But new Chinese research into damage of the test site, hints that leader Kim Jong-un's promise maybe a hollow one. Reuters' Malcom Foster explains.>> Some experts say that the latest test that North Korea conducted there, which it claims was an H-bomb, was so large that it damaged most of the tunnels up there, and the site is no longer usable.
So by saying it's dismantling this site, it's really giving up nothing, cuz it doesn't work.>> For other skeptics, it's not enough for Pyongyang to simply shut the site. They say that if leader Kim Jong-un is really serious about dismantling the testing program, he needs to let inspectors visit the site.

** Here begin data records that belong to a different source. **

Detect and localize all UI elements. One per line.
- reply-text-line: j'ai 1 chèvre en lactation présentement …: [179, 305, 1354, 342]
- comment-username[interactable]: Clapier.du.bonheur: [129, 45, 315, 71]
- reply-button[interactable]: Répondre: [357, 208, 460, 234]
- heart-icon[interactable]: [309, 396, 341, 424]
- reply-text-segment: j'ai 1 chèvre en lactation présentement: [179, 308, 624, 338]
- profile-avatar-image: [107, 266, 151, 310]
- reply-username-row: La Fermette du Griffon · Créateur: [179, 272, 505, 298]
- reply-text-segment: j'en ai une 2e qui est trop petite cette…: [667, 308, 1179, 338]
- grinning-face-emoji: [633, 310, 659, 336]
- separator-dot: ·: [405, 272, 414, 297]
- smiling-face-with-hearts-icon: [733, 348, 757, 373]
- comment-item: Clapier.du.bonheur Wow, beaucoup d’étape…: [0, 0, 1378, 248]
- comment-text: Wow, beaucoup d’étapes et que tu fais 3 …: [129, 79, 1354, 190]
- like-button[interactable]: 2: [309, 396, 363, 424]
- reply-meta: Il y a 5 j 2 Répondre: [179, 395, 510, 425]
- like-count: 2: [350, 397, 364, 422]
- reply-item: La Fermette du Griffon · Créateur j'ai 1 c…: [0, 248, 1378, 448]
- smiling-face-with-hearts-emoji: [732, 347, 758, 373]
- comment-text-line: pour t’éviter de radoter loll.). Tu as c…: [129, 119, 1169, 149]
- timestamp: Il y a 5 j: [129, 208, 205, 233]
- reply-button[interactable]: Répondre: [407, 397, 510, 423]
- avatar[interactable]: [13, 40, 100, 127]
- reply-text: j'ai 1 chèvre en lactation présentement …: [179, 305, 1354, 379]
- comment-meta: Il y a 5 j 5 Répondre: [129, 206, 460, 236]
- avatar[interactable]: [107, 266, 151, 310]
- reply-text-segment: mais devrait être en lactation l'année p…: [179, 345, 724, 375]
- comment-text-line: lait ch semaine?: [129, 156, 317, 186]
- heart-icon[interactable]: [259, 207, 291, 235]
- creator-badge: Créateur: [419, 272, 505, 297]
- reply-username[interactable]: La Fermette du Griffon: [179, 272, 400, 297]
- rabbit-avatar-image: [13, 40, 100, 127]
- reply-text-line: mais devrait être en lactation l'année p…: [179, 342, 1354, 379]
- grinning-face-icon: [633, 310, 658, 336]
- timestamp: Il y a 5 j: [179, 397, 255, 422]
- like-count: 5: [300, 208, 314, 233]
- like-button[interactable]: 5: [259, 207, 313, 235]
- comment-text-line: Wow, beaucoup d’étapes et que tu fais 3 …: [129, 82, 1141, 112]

But getting the North Korean leader on board with inspections, could be tough. Some experts say the reason he volunteered to shut down testing in the first place, was to avoid negotiations over the matter. Pyongyang's surprising pledge might also be part of a new strategy.>> It may be trying to show to the world that it is strong, that testing is for new comers.
It's a sign of technological immaturity. We are now a nuclear power, we're part of the nuclear club. You better respect us. Deal with it.>> This may be a message not only for South Korea ahead of Friday's summit, but also for the United States. Kim Jong-un is set to meet with Donald Trump within the next couple of months.
The US President is expected to test North Korea's new openness, by pushing for inspections.